Voilà un an que le collectif de riverains de la rue Antoine-Durafour réclamait, pétition à l’appui, un encadrement drastique de cette artère réputée pour ses nuisances et ses bagarres nocturnes. Ce jeudi 16 juillet, leur demande trouve un écho concret. Après un premier arrêté, hérité de la précédente mandature, qui imposait déjà aux épiceries de nuit de clore leurs portes à 22 heures, le nouveau maire de Saint-Étienne, Régis Juanico, franchit un cran supplémentaire. Les restaurants et fast-foods, particulièrement nombreux dans la rue, devront désormais respecter les mêmes contraintes : rideau baissé de 22 heures à 6 heures du matin, et ce sept jours sur sept. Dans le texte signé le 8 juillet, l’édile justifie sa décision par le défilé continu de clients qu’entraînent ces ouvertures tardives et par la consommation sur la voie publique qui l’accompagne, sources à ses yeux de nuisances sonores et d’atteintes à la salubrité comme à la tranquillité publique.
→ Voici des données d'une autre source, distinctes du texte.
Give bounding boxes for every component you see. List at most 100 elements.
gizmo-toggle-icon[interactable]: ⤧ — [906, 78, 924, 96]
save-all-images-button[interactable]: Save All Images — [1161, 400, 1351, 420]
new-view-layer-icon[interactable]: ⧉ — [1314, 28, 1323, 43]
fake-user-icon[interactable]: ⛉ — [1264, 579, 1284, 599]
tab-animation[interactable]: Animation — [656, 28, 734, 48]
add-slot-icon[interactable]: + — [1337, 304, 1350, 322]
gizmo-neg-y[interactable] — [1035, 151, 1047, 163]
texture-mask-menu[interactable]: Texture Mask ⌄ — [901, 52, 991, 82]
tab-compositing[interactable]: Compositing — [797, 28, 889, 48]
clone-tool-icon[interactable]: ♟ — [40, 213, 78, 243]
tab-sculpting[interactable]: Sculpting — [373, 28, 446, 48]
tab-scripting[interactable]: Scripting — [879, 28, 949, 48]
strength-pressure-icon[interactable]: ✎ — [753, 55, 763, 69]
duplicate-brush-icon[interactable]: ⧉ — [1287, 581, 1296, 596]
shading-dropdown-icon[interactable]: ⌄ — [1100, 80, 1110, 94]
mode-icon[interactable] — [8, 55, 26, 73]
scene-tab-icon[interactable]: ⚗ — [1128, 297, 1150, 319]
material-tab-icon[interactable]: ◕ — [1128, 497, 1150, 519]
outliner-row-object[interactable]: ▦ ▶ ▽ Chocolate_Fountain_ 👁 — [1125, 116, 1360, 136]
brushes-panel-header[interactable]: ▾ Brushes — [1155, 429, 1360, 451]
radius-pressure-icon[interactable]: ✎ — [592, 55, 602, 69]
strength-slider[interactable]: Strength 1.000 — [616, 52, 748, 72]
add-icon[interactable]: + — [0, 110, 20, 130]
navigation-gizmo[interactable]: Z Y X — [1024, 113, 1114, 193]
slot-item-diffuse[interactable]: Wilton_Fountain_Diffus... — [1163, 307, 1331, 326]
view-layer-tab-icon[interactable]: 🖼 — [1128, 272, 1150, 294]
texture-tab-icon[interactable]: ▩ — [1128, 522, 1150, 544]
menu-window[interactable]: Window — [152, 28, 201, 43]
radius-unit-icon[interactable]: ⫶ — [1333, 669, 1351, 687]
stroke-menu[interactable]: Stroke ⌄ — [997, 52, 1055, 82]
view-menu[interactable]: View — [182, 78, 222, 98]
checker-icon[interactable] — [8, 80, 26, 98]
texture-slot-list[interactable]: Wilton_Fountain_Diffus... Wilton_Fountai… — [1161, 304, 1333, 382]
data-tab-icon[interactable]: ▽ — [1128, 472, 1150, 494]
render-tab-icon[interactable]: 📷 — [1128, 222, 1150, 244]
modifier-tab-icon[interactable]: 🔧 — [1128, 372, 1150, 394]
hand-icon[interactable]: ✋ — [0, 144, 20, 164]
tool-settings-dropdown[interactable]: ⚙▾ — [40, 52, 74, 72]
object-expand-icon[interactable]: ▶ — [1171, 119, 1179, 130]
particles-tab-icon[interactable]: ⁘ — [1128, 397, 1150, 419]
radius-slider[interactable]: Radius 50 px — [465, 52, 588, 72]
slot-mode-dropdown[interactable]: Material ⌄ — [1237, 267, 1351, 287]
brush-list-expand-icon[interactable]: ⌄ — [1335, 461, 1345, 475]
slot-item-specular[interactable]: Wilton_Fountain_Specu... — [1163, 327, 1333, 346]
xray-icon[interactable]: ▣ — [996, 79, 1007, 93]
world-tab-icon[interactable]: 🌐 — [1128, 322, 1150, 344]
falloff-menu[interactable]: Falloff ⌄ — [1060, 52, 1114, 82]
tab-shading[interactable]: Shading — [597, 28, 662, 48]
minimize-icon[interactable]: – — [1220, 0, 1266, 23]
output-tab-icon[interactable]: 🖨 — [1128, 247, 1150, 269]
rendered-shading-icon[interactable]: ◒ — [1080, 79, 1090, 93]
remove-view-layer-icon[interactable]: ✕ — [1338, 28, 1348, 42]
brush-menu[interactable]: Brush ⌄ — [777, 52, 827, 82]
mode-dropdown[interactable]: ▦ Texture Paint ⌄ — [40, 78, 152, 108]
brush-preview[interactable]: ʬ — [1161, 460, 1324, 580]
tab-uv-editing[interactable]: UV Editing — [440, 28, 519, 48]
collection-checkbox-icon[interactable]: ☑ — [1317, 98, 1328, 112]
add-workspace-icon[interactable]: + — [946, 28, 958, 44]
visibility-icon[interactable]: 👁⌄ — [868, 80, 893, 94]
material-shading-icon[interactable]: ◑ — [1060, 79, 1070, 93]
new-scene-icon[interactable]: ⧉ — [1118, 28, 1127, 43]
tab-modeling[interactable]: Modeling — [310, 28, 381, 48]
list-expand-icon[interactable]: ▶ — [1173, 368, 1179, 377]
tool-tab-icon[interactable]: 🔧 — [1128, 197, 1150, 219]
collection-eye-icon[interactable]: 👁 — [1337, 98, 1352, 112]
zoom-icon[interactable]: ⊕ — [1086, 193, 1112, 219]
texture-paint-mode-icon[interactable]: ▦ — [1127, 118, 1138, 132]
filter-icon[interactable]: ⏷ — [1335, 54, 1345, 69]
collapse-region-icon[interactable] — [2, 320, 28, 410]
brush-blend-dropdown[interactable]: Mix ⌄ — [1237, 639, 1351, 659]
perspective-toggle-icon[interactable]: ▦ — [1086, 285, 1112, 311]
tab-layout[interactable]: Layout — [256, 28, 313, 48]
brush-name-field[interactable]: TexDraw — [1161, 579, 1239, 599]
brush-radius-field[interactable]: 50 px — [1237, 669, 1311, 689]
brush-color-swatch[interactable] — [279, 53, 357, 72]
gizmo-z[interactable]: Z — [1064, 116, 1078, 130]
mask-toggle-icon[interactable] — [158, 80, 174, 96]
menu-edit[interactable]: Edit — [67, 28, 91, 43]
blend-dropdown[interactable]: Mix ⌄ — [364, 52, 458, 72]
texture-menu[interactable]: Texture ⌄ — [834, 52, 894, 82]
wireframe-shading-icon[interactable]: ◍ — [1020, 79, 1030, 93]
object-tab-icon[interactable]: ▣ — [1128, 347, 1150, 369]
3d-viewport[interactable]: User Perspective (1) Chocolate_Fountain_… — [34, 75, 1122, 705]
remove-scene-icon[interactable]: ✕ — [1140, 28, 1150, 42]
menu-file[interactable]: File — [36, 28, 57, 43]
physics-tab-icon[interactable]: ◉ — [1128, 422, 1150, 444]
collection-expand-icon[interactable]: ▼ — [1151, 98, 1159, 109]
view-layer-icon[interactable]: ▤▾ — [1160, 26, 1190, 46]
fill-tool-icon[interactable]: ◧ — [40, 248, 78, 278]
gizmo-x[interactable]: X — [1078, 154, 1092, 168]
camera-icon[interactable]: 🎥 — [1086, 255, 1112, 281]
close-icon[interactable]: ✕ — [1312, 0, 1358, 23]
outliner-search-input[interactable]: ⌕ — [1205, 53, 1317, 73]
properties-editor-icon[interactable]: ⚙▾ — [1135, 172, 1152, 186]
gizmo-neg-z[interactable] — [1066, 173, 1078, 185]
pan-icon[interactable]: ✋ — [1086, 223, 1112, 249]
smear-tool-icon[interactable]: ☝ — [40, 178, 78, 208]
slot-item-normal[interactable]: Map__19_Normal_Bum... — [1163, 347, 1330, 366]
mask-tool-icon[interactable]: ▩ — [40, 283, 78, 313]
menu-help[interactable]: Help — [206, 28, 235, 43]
Stationnement sauvage, actes de délinquance, consommation d’alcool, dépôts de déchets, claquements de portières, attroupements ou encore bagarres : l’arrêté égrène, ligne après ligne, la longue liste des griefs que les habitants du secteur dénoncent depuis des années. Dans un communiqué, la municipalité présente d’ailleurs la rue Antoine-Durafour comme l’un des périmètres prioritaires de son action, affichant l’ambition d’y rétablir durablement un cadre de vie apaisé, au bénéfice des riverains comme des commerçants respectueux des règles.
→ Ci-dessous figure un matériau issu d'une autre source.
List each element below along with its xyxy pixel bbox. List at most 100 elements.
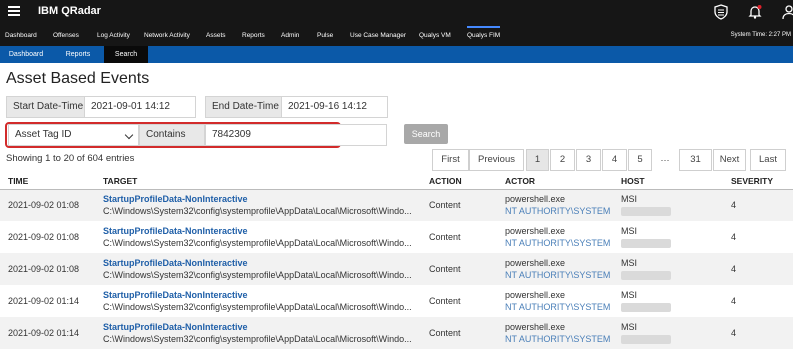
actor-user[interactable]: NT AUTHORITY\SYSTEM [505,269,613,281]
actor-user[interactable]: NT AUTHORITY\SYSTEM [505,333,613,345]
target-link[interactable]: StartupProfileData-NonInteractive [103,321,421,333]
subnav-reports[interactable]: Reports [52,46,104,63]
cell-severity: 4 [731,200,737,211]
table-row[interactable]: 2021-09-02 01:14 StartupProfileData-NonI… [0,317,793,349]
col-time[interactable]: TIME [0,173,95,190]
page-next-button[interactable]: Next [713,149,746,171]
cell-host: MSI [613,189,723,221]
host-name: MSI [621,322,638,332]
page-last-button[interactable]: Last [750,149,786,171]
start-date-label: Start Date-Time [6,96,85,118]
shield-icon[interactable] [713,4,729,20]
cell-host: MSI [613,285,723,317]
col-host[interactable]: HOST [613,173,723,190]
page-2-button[interactable]: 2 [550,149,575,171]
cell-actor: powershell.exe NT AUTHORITY\SYSTEM [497,253,613,285]
page-1-button[interactable]: 1 [526,149,549,171]
cell-actor: powershell.exe NT AUTHORITY\SYSTEM [497,285,613,317]
end-date-input[interactable]: 2021-09-16 14:12 [281,96,388,118]
host-name: MSI [621,194,638,205]
table-row[interactable]: 2021-09-02 01:08 StartupProfileData-NonI… [0,221,793,253]
page-3-button[interactable]: 3 [576,149,601,171]
nav-qualys-vm[interactable]: Qualys VM [419,32,451,39]
host-name: MSI [621,290,638,300]
cell-severity: 4 [731,264,737,274]
col-actor[interactable]: ACTOR [497,173,613,190]
target-link[interactable]: StartupProfileData-NonInteractive [103,257,421,269]
nav-dashboard[interactable]: Dashboard [5,32,37,39]
chevron-down-icon [124,130,134,140]
cell-action: Content [429,328,461,338]
cell-action: Content [429,264,461,274]
target-path: C:\Windows\System32\config\systemprofile… [103,238,412,248]
page-5-button[interactable]: 5 [628,149,652,171]
operator-label: Contains [139,124,205,146]
cell-severity: 4 [731,232,737,242]
host-name: MSI [621,226,638,236]
subnav-search[interactable]: Search [104,46,148,63]
cell-actor: powershell.exe NT AUTHORITY\SYSTEM [497,189,613,221]
target-link[interactable]: StartupProfileData-NonInteractive [103,193,421,205]
actor-process: powershell.exe [505,194,566,205]
nav-log-activity[interactable]: Log Activity [97,32,130,39]
bell-icon[interactable] [747,4,763,20]
target-path: C:\Windows\System32\config\systemprofile… [103,206,412,217]
target-link[interactable]: StartupProfileData-NonInteractive [103,225,421,237]
nav-admin[interactable]: Admin [281,32,299,39]
cell-time: 2021-09-02 01:08 [8,200,80,211]
page-first-button[interactable]: First [432,149,469,171]
table-row[interactable]: 2021-09-02 01:08 StartupProfileData-NonI… [0,253,793,285]
nav-reports[interactable]: Reports [242,32,265,39]
cell-target: StartupProfileData-NonInteractive C:\Wind… [95,253,421,285]
nav-assets[interactable]: Assets [206,32,226,39]
page-31-button[interactable]: 31 [679,149,712,171]
actor-user[interactable]: NT AUTHORITY\SYSTEM [505,301,613,313]
app-title: IBM QRadar [38,5,101,17]
page-previous-button[interactable]: Previous [469,149,524,171]
cell-target: StartupProfileData-NonInteractive C:\Wind… [95,317,421,349]
cell-action: Content [429,232,461,242]
cell-actor: powershell.exe NT AUTHORITY\SYSTEM [497,317,613,349]
table-row[interactable]: 2021-09-02 01:14 StartupProfileData-NonI… [0,285,793,317]
end-date-label: End Date-Time [205,96,282,118]
actor-user[interactable]: NT AUTHORITY\SYSTEM [505,237,613,249]
target-path: C:\Windows\System32\config\systemprofile… [103,302,412,312]
start-date-input[interactable]: 2021-09-01 14:12 [84,96,196,118]
cell-action: Content [429,296,461,306]
cell-severity: 4 [731,296,737,306]
nav-network-activity[interactable]: Network Activity [144,32,190,39]
actor-user[interactable]: NT AUTHORITY\SYSTEM [505,205,613,217]
host-name: MSI [621,258,638,268]
nav-use-case-manager[interactable]: Use Case Manager [350,32,406,39]
system-time: System Time: 2:27 PM [730,32,791,38]
entries-info: Showing 1 to 20 of 604 entries [6,153,135,164]
cell-host: MSI [613,253,723,285]
cell-target: StartupProfileData-NonInteractive C:\Wind… [95,189,421,221]
user-icon[interactable] [781,4,793,20]
nav-offenses[interactable]: Offenses [53,32,79,39]
nav-pulse[interactable]: Pulse [317,32,333,39]
subnav-dashboard[interactable]: Dashboard [0,46,52,63]
cell-target: StartupProfileData-NonInteractive C:\Wind… [95,221,421,253]
search-button[interactable]: Search [404,124,448,144]
page-4-button[interactable]: 4 [602,149,627,171]
menu-icon[interactable] [8,6,20,16]
page-ellipsis: … [660,153,670,164]
actor-process: powershell.exe [505,322,566,332]
field-select[interactable]: Asset Tag ID [8,124,139,146]
main-nav: Dashboard Offenses Log Activity Network … [0,24,793,46]
col-action[interactable]: ACTION [421,173,497,190]
redacted-ip [621,303,671,313]
col-target[interactable]: TARGET [95,173,421,190]
cell-actor: powershell.exe NT AUTHORITY\SYSTEM [497,221,613,253]
table-body: 2021-09-02 01:08 StartupProfileData-NonI… [0,189,793,349]
target-path: C:\Windows\System32\config\systemprofile… [103,334,412,344]
table-row[interactable]: 2021-09-02 01:08 StartupProfileData-NonI… [0,189,793,221]
tag-value-input[interactable]: 7842309 [205,124,387,146]
nav-qualys-fim[interactable]: Qualys FIM [467,26,501,39]
target-link[interactable]: StartupProfileData-NonInteractive [103,289,421,301]
col-severity[interactable]: SEVERITY [723,173,793,190]
redacted-ip [621,239,671,249]
redacted-ip [621,271,671,281]
sub-nav: Dashboard Reports Search [0,46,793,63]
Six autres secteurs visés par un second arrêté
Un deuxième texte étend par ailleurs le dispositif à d’autres points chauds de la ville. Dans les rues Georges-Teissier, Pointe-Cadet, Victor-Duchamp, du 11-Novembre et des Docteurs-Charcot, ainsi que sur la place Chavanelle, seules les épiceries de nuit sont concernées et devront fermer à 22 heures. Régis Juanico érige la tranquillité publique en droit pour l’ensemble des Stéphanois et revendique le devoir de la collectivité de protéger des habitants exposés, parfois depuis bien trop longtemps, à des troubles à répétition. L’élu affiche un cap limpide : faire appliquer les règles afin que chacun trouve sa place dans un espace public sûr et serein. Ces différents secteurs feront l’objet de contrôles réguliers, menés avec l’appui des polices municipale et nationale. Les services de la Ville préviennent que chaque infraction relevée entraînera les suites prévues par la réglementation, les manquements répétés ou manifestes pouvant conduire les services de l’État à engager des procédures allant jusqu’à la fermeture administrative des établissements fautifs. La collectivité promet une application sans faille de ces deux arrêtés. Un premier bilan sera par la suite dressé avec la préfecture et les forces de l’ordre, afin de mesurer l’efficacité du dispositif et, si besoin, de l’ajuster pour pérenniser la tranquillité des riverains.